Nigeria v. Secretary of State for the Home Department
Country: United Kingdom
Court: Asylum and Immigration Tribunal / Immigration Appellate Authority
Purpose of ecploitation: Exploitation of the prostitution
This is a Court of Appeal case concerning a female citizen of Nigeria who was a victim of trafficking.
She arrived in the UK in January 2005 persuaded by a man that she could earn a good living in the UK. Once in the UK she discovered that the agent’s true purpose was prostitution. She was arrested in March 2005 and it became apparent that she was an illegal immigrant. She explained her ordeal to the police and claimed asylum.

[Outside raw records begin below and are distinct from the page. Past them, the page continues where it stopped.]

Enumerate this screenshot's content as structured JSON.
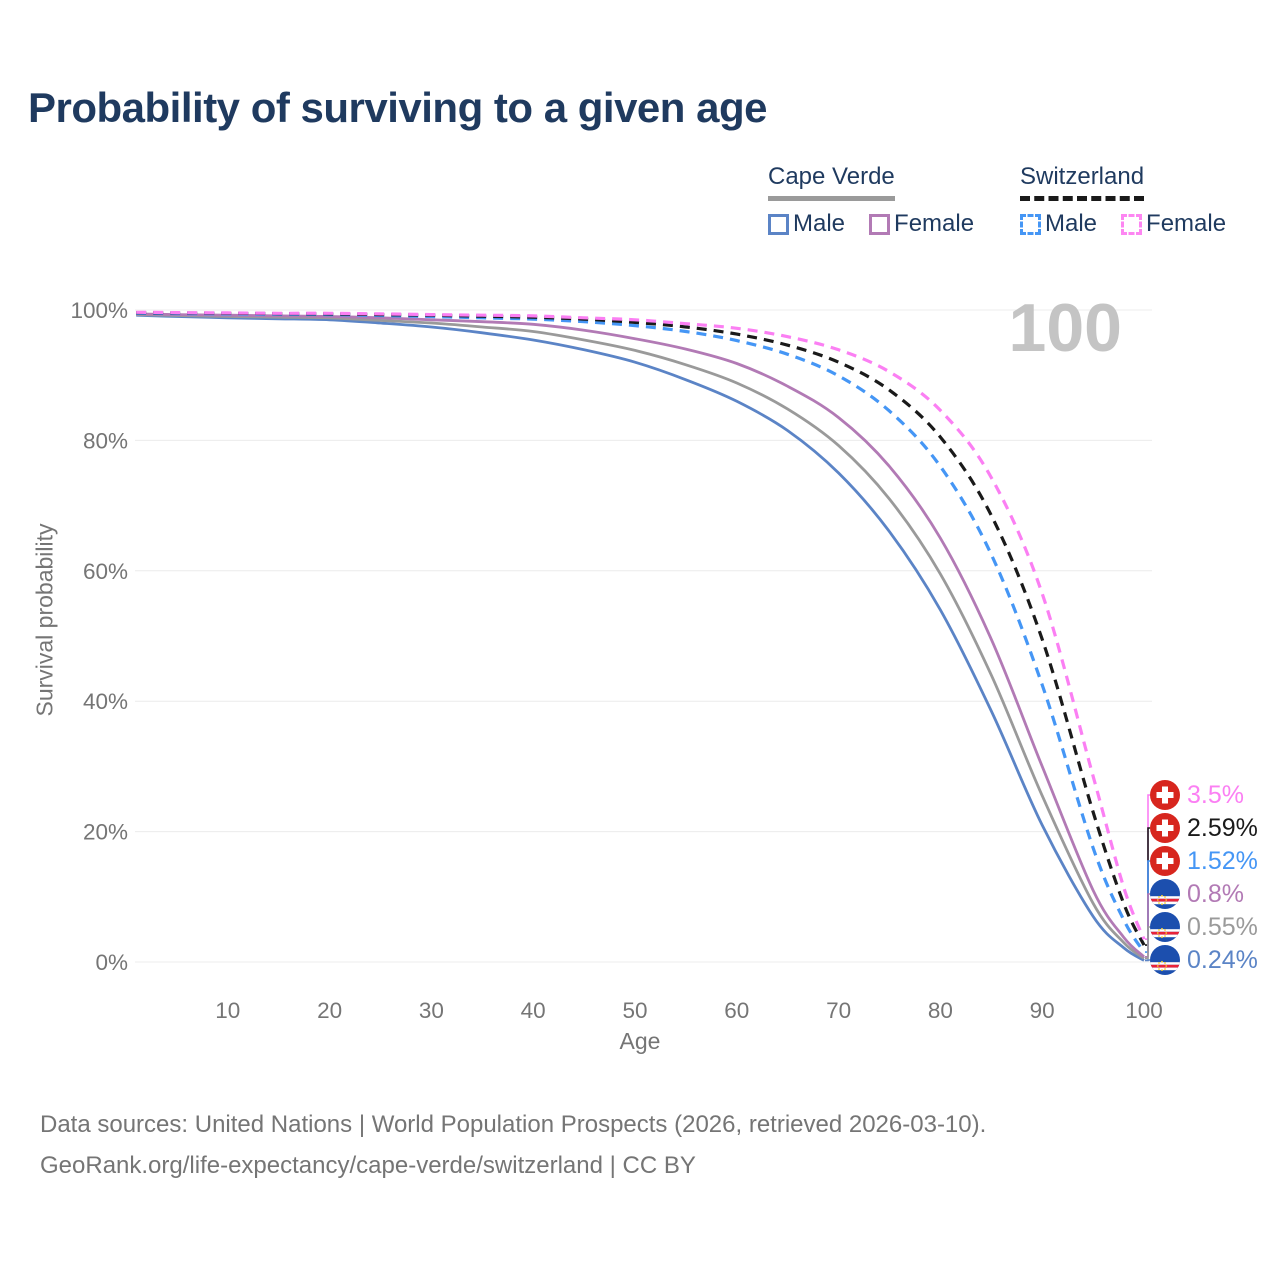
{
  "header": {
    "title": "Probability of surviving to a given age"
  },
  "legend": {
    "groups": [
      {
        "country": "Cape Verde",
        "line_style": "solid",
        "line_color": "#9a9a9a",
        "items": [
          {
            "label": "Male",
            "color": "#5b84c6"
          },
          {
            "label": "Female",
            "color": "#b27ab5"
          }
        ]
      },
      {
        "country": "Switzerland",
        "line_style": "dashed",
        "line_color": "#1a1a1a",
        "items": [
          {
            "label": "Male",
            "color": "#4596f5"
          },
          {
            "label": "Female",
            "color": "#fd86f2"
          }
        ]
      }
    ]
  },
  "axes": {
    "y_title": "Survival probability",
    "x_title": "Age",
    "y_ticks": [
      "0%",
      "20%",
      "40%",
      "60%",
      "80%",
      "100%"
    ],
    "x_ticks": [
      "10",
      "20",
      "30",
      "40",
      "50",
      "60",
      "70",
      "80",
      "90",
      "100"
    ]
  },
  "age_counter": "100",
  "end_labels": [
    {
      "flag": "switzerland",
      "value": "3.5%",
      "color": "#fb7ff3"
    },
    {
      "flag": "switzerland",
      "value": "2.59%",
      "color": "#1a1a1a"
    },
    {
      "flag": "switzerland",
      "value": "1.52%",
      "color": "#4596f5"
    },
    {
      "flag": "cape-verde",
      "value": "0.8%",
      "color": "#b27ab5"
    },
    {
      "flag": "cape-verde",
      "value": "0.55%",
      "color": "#9a9a9a"
    },
    {
      "flag": "cape-verde",
      "value": "0.24%",
      "color": "#5b84c6"
    }
  ],
  "footer": {
    "line1": "Data sources: United Nations | World Population Prospects (2026, retrieved 2026-03-10).",
    "line2": "GeoRank.org/life-expectancy/cape-verde/switzerland | CC BY"
  },
  "chart_data": {
    "type": "line",
    "title": "Probability of surviving to a given age",
    "xlabel": "Age",
    "ylabel": "Survival probability",
    "xlim": [
      1,
      100
    ],
    "ylim": [
      0,
      100
    ],
    "grid": "horizontal",
    "legend_position": "top-right",
    "x": [
      1,
      5,
      10,
      15,
      20,
      25,
      30,
      35,
      40,
      45,
      50,
      55,
      60,
      65,
      70,
      75,
      80,
      85,
      90,
      95,
      98,
      100
    ],
    "series": [
      {
        "name": "Cape Verde — Male",
        "country": "Cape Verde",
        "group": "Male",
        "dash": "solid",
        "color": "#5b84c6",
        "end_label": "0.24%",
        "values": [
          99.2,
          99.0,
          98.8,
          98.65,
          98.5,
          98.0,
          97.4,
          96.5,
          95.4,
          93.9,
          92.0,
          89.3,
          86.0,
          81.5,
          75.0,
          66.0,
          54.0,
          38.5,
          21.0,
          7.0,
          2.2,
          0.24
        ]
      },
      {
        "name": "Cape Verde — Both sexes",
        "country": "Cape Verde",
        "group": "All",
        "dash": "solid",
        "color": "#9a9a9a",
        "end_label": "0.55%",
        "values": [
          99.3,
          99.15,
          99.0,
          98.9,
          98.8,
          98.4,
          98.0,
          97.4,
          96.7,
          95.4,
          93.8,
          91.6,
          88.8,
          84.8,
          79.2,
          71.0,
          59.5,
          44.0,
          25.5,
          9.0,
          3.0,
          0.55
        ]
      },
      {
        "name": "Cape Verde — Female",
        "country": "Cape Verde",
        "group": "Female",
        "dash": "solid",
        "color": "#b27ab5",
        "end_label": "0.8%",
        "values": [
          99.4,
          99.3,
          99.2,
          99.1,
          99.0,
          98.8,
          98.5,
          98.2,
          97.8,
          96.9,
          95.6,
          94.0,
          91.8,
          88.3,
          83.5,
          76.0,
          65.0,
          49.5,
          30.0,
          11.0,
          3.8,
          0.8
        ]
      },
      {
        "name": "Switzerland — Male",
        "country": "Switzerland",
        "group": "Male",
        "dash": "dashed",
        "color": "#4596f5",
        "end_label": "1.52%",
        "values": [
          99.5,
          99.45,
          99.4,
          99.35,
          99.3,
          99.15,
          99.0,
          98.8,
          98.6,
          98.2,
          97.6,
          96.7,
          95.3,
          93.2,
          89.9,
          84.5,
          76.0,
          62.5,
          42.5,
          17.5,
          6.5,
          1.52
        ]
      },
      {
        "name": "Switzerland — Both sexes",
        "country": "Switzerland",
        "group": "All",
        "dash": "dashed",
        "color": "#1a1a1a",
        "end_label": "2.59%",
        "values": [
          99.6,
          99.55,
          99.5,
          99.45,
          99.4,
          99.3,
          99.2,
          99.05,
          98.9,
          98.6,
          98.1,
          97.4,
          96.3,
          94.6,
          92.0,
          87.7,
          80.5,
          68.5,
          49.5,
          23.0,
          9.0,
          2.59
        ]
      },
      {
        "name": "Switzerland — Female",
        "country": "Switzerland",
        "group": "Female",
        "dash": "dashed",
        "color": "#fb7ff3",
        "end_label": "3.5%",
        "values": [
          99.65,
          99.6,
          99.55,
          99.5,
          99.5,
          99.4,
          99.3,
          99.2,
          99.1,
          98.8,
          98.5,
          97.9,
          97.2,
          95.9,
          93.9,
          90.5,
          84.6,
          74.3,
          56.5,
          28.5,
          11.5,
          3.5
        ]
      }
    ]
  }
}
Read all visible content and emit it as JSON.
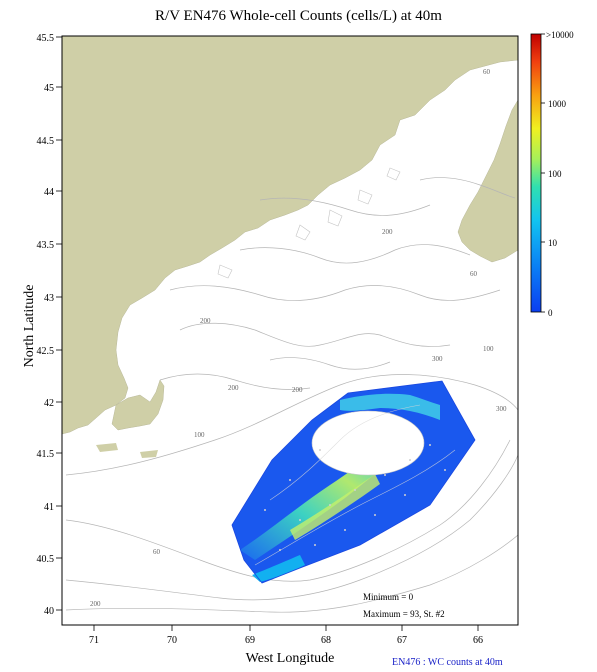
{
  "title": "R/V EN476 Whole-cell Counts (cells/L) at 40m",
  "xlabel": "West Longitude",
  "ylabel": "North Latitude",
  "footnote": "EN476 : WC counts at 40m",
  "stats": {
    "minimum": "Minimum = 0",
    "maximum": "Maximum = 93, St. #2"
  },
  "lon_ticks": [
    "71",
    "70",
    "69",
    "68",
    "67",
    "66"
  ],
  "lat_ticks": [
    "45.5",
    "45",
    "44.5",
    "44",
    "43.5",
    "43",
    "42.5",
    "42",
    "41.5",
    "41",
    "40.5",
    "40"
  ],
  "colorbar": {
    "labels": [
      ">10000",
      "1000",
      "100",
      "10",
      "0"
    ]
  },
  "contour_labels": [
    "60",
    "200",
    "200",
    "60",
    "200",
    "100",
    "300",
    "300",
    "200",
    "100",
    "60",
    "200"
  ],
  "colors": {
    "land": "#cfcfa7",
    "contour": "#b5b5b5",
    "frame": "#000000",
    "footnote": "#1a22c8"
  }
}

In April 2005, the appellant’s asylum claim was refused by the Secretary of State for the Home Department. In October 2005, the appellant’s appeal was allowed on both asylum and human rights grounds. In March 2007, the appellants appeal was dismissed on asylum, human rights and humanitarian protection grounds. The woman appealed to the Court of Appeal which was granted. The Case was remitted for further consideration.
The case was heard at the Court of Appeal in order to deal with criticisms raised regarding the country situation for Nigeria and whether the appellant was trafficked by a single individual or a gang.
The Court looked at the appellant’s evidence which suggested that her agent had indeed been a member of a gang in Nigeria which would in turn, render the appellant at risk on return from the gang members.
In February 2011, it was found by the Court of Appeal, Civil Division, that the burden of proof in establishing that an individual was trafficked by a gang as opposed to a single trafficker does not fall on the applicant who is applying for protection. The Asylum and Immigration Tribunal had failed to take into account the claimant's evidence, which suggested that the people trafficker in the instant case had not worked alone.